The backend processing, which was going on earlier was as follows:
1. Mainframe JCLs triggering Unix shell scripts through a process called NDM. These shell scripts used to generate flat files with data with a Sybase utility called BCP. These data files were sent back to the mainframe again.
2. Mainframe was sending data files to the Unix box. Mainframe JCLs were triggering Unix shell scripts through a process called NDM. These shell scripts then load the data from the data file to the appropriate Sybase tables.
3. Stored Procedures in Sybase implementing business processes.
4. Perl Programs run from Unix box to generate reports.
Our objective was to move the existing system and program to work with Oracle. So our strategy was to change the system as follows.
1. Mainframe JCLs triggering Unix shell scripts through a process called NDM. These shell scripts generate flat files with data by calling Oracle Stored procedures. These data files are sent back to the mainframe again.

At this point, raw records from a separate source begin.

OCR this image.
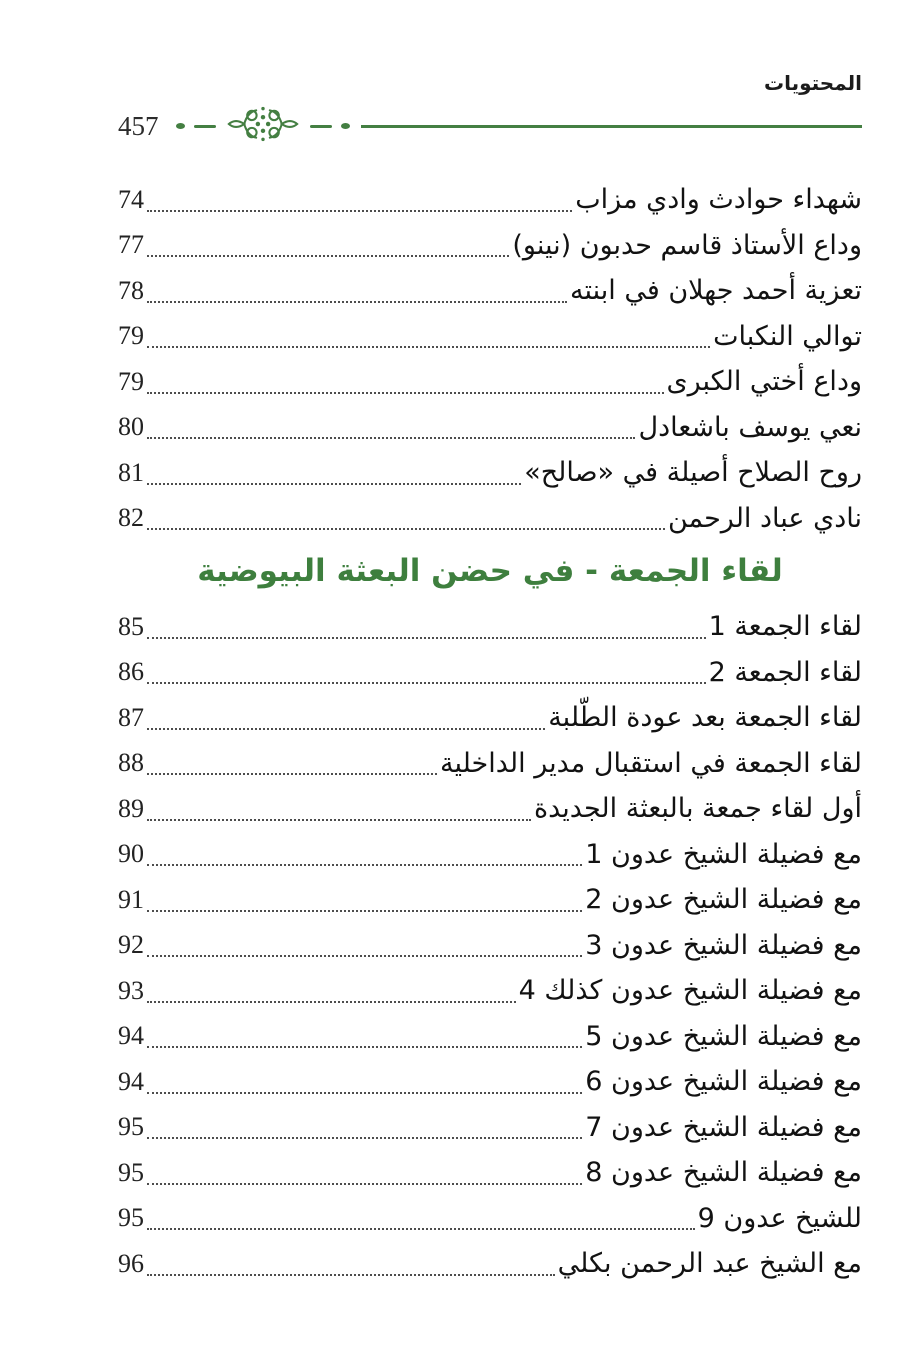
المحتويات
457
شهداء حوادث وادي مزاب
74
وداع الأستاذ قاسم حدبون (نينو)
77
تعزية أحمد جهلان في ابنته
78
توالي النكبات
79
وداع أختي الكبرى
79
نعي يوسف باشعادل
80
روح الصلاح أصيلة في «صالح»
81
نادي عباد الرحمن
82
لقاء الجمعة - في حضن البعثة البيوضية
لقاء الجمعة 1
85
لقاء الجمعة 2
86
لقاء الجمعة بعد عودة الطّلبة
87
لقاء الجمعة في استقبال مدير الداخلية
88
أول لقاء جمعة بالبعثة الجديدة
89
مع فضيلة الشيخ عدون 1
90
مع فضيلة الشيخ عدون 2
91
مع فضيلة الشيخ عدون 3
92
مع فضيلة الشيخ عدون كذلك 4
93
مع فضيلة الشيخ عدون 5
94
مع فضيلة الشيخ عدون 6
94
مع فضيلة الشيخ عدون 7
95
مع فضيلة الشيخ عدون 8
95
للشيخ عدون 9
95
مع الشيخ عبد الرحمن بكلي
96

2. Mainframe was sending data files to the Unix box. Mainframe JCLs triggering Unix shell scripts through a process called NDM. These shell scripts call Oracle Stored procedures to load the data from the data file to the appropriate Oracle tables.
3. Stored Procedures in Sybase implementing business processes were changed over to their equivalent Oracle Stored Procedure.
4. Perl Programs run from Unix box to generate reports were discarded, as those reports were no longer required.
 
Middle Tier Processing
 
In the Middle Tier the database activities that were carried out were:
1. SQL queries doing querying or DML operations
2. Stored procedures implementing business rules
Now the conversion was made as follows.
1. The Sybase and Oracle SQL differ in some areas as functions used, joins etc. So essentially those were kept in mind when changing the SQL statement
2. The Sybase Stored Procedures were converted to the corresponding Oracle counterparts.
 
Database Objects
 
The database objects as Sybase Stored procedures and Triggers had to be converted to their Oracle counterparts. The programming language for Sybase and Oracle are different. So the existing Stored Procedures and Triggers had to be implemented in PL/SQL.
 
Challenges and Hurdles
 
While migrating the database and application we faced the following challenges:
• Sybase is lenient about date formats while Oracle is not.
• Date coming from Mainframe to Oracle has to be shaped according to acceptable Oracle Date formats.
• While the process is being automated proper care has to be taken for exception and error handling so that the entire system does not fail.
• Doing proper sizing for the target database (Oracle) was a challenge.
• Difference in the SQLs for Sybase and Oracle.